50 ÜLKEYE İHRACAT YAPAN BİR DÜNYA MARKASI

“İstanbul Mehmet Zilleri” bugün 50’den fazla ülkeye ihracat yapan bir dünya markası. Tüm zamanların en iyi dördüncü davulcusu olarak anılan Tony Williams'ın yanı sıra Carmine Appice, Micke Backelin, Horacio El Negro Hernandez, Carmine Appice, Erik Smith, Elvin Jones, Kiko Freitas, Snowy Shaw, Jack DeJohnette gibi davulcular İstanbul’un zillerini tercih ediyor. Mehmet Bey, atölyenin her hafta 3-5 yabancı konuğu olduğunu söylüyor. “Hacı yeri gibi atölye. Ziyaret edenimiz bitmez.”

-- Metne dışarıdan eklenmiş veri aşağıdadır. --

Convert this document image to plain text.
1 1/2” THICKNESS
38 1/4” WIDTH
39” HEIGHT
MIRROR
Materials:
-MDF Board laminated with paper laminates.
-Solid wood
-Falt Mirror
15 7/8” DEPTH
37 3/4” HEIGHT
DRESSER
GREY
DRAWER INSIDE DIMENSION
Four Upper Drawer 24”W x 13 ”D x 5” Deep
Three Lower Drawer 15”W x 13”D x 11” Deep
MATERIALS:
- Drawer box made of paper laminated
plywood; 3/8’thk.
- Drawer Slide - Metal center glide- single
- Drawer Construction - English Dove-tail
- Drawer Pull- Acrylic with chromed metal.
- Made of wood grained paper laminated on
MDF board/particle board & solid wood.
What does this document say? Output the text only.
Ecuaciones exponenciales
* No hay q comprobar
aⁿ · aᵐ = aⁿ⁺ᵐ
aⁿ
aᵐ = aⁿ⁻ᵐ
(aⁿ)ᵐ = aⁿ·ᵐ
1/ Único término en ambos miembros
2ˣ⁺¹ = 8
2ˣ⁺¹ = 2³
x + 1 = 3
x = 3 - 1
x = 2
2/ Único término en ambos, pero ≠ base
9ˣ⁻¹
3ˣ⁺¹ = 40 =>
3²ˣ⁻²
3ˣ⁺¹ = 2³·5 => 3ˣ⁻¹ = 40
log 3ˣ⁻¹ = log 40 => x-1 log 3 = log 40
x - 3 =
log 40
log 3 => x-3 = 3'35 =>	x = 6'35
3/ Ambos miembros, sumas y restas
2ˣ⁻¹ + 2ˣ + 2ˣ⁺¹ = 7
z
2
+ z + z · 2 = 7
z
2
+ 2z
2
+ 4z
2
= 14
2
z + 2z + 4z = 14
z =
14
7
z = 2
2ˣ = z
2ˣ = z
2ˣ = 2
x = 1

MIPA’DAN DÜNYANIN EN İYİ ZİLLERİ ÖDÜLÜ

2015 yılında müzik endüstrisinin Grammy'si olarak bilinen “MIPA, Musikmesse Uluslararası Basın Ödülü”nü almış “İstanbul Mehmet Zilleri”. MIPA, Musikmesse Uluslararası Basın Ödülü, her yıl dünya çapında konusunda uzman 100'den fazla gazetecinin oylamasıyla verilen bir ödül. MIPA’da en iyi zil ödülüne layık görülmek gerçekten çok önemli bir uluslararası başarı. Ama bu başarının yeterince takdir görmediğini söyleyen Mehmet Bey biraz kırgın. “Benim en büyük zenginliğim bu ödül. Müzik alanında dünyanın en önemli ödülünü aldık. Ama sadece bir gazetede küçük bir haber çıktı. Bu beni çok üzdü.”